Airlines didn't enforce their own security guidelines on box cutters

WASHINGTON -- Airlines failed to enforce existing security guidelines on Sept. 11 that required airport screeners to confiscate box cutters from passengers, according to documents obtained by The Associated Press.

Government rules did not specifically bar the objects before last year's the attacks, but the airlines were in charge of security then, with the Federal Aviation Administration overseeing their performance. The airlines issued a manual in 1994 that listed for screeners items passengers could not carry past airport checkpoints.

The AP obtained a copy of the document, which included box cutters such as those purportedly used by the Sept. 11, 2001, hijackers.

"If they knew these were problems, why weren't they more responsible in protecting the public?" asked former FAA security chief Billie Vincent.

The Air Transport Association, which represents major airlines, and the Regional Airline Association, the trade group for smaller carriers, issued the Checkpoint Operations Guide to implement Federal Aviation Administration security regulations.

ATA spokesman Michael Wascom said only: "Box cutters were not prohibited by the FAA on 9-11-01," and refused to comment further. Officials of the regional airlines' group would not comment.

FAA spokeswoman Laura Brown said keeping box cutters off planes was an industry requirement, not a government order. She said the FAA allowed airline passengers to carry blades less than four inches long before Sept. 11. Government rules now prohibit such items.

The manual for security screeners was issued by the airlines' trade groups to comply with FAA regulations and was in effect at the time of the terror attacks. The document lists box cutters and pepper spray as items not allowed past security checkpoints. Screeners were told to call supervisors if either item were to be found.

Attorney General John Ashcroft has said some of the hijackers used box cutters to take over the planes, and the indictment of alleged hijacking co-conspirator Zacarias Moussaoui charged that Mohammed Atta, the leader of the hijackers, had pepper spray.
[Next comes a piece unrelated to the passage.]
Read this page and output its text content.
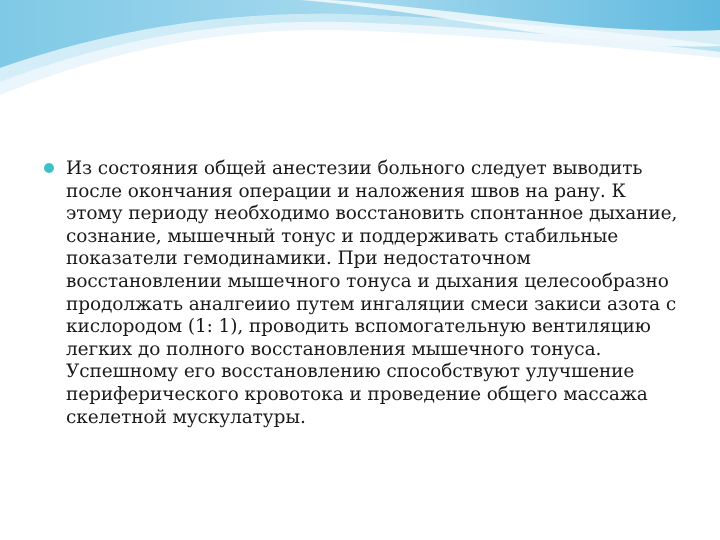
Из состояния общей анестезии больного следует выводить после окончания операции и наложения швов на рану. К этому периоду необходимо восстановить спонтанное дыхание, сознание, мышечный тонус и поддерживать стабильные показатели гемодинамики. При недостаточном восстановлении мышечного тонуса и дыхания целесообразно продолжать аналгеиио путем ингаляции смеси закиси азота с кислородом (1: 1), проводить вспомогательную вентиляцию легких до полного восстановления мышечного тонуса. Успешному его восстановлению способствуют улучшение периферического кровотока и проведение общего массажа скелетной мускулатуры.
Dean Headley, associate professor of marketing at Wichita State University and co-author of an annual study on airline quality, said airlines didn't want to invest the time or money before Sept. 11 to check passengers thoroughly.

"Security was mostly a nonstarter for most people," he said. "The airlines, knowing it would cost them a bundle to make a bigger deal out of that, didn't want to spend the money."

After the attacks Congress took responsibility for airline security from the FAA and the airlines and gave it to a new Transportation Security Administration. The TSA has until Nov. 19 to replace private airport screeners with an all-government work force.

Former FAA chief counsel Kenneth Quinn, now a lawyer representing several airport security companies, said that before Sept. 11, the agency, not the industry, had the ultimate responsibility for what got onto planes.

"There's only one way to prohibit items from being carried on board airplanes, and that is through mandatory security directives from the FAA," Quinn said. "Relying on trade association advisory materials is an inherently suspect and deficient way to ensure an important safety and security task."

Former Transportation Department Inspector General Mary Schiavo, now a lawyer suing United Airlines and American Airlines on behalf of families of Sept. 11 victims, said the document shows there were regulations in place that might have thwarted the hijackings.

"What's disappointing to me is a lot of effort has gone into our government and others bending over backward saying no one did anything wrong, but it's clear they didn't follow the guidelines that were in place at the time," Schiavo said.

Brown said that since the manual was not an FAA document, failure to follow its procedures did not violate agency regulations.

Rep. John Mica, chairman of the House Transportation subcommittee on aviation, said the FAA should have had more stringent screening standards in place.

"The whole security process was in disarray," said Mica, R-Fla. "When you don't have the personnel with any standards, and you don't have FAA adopting specific rules, you have no one to enforce it."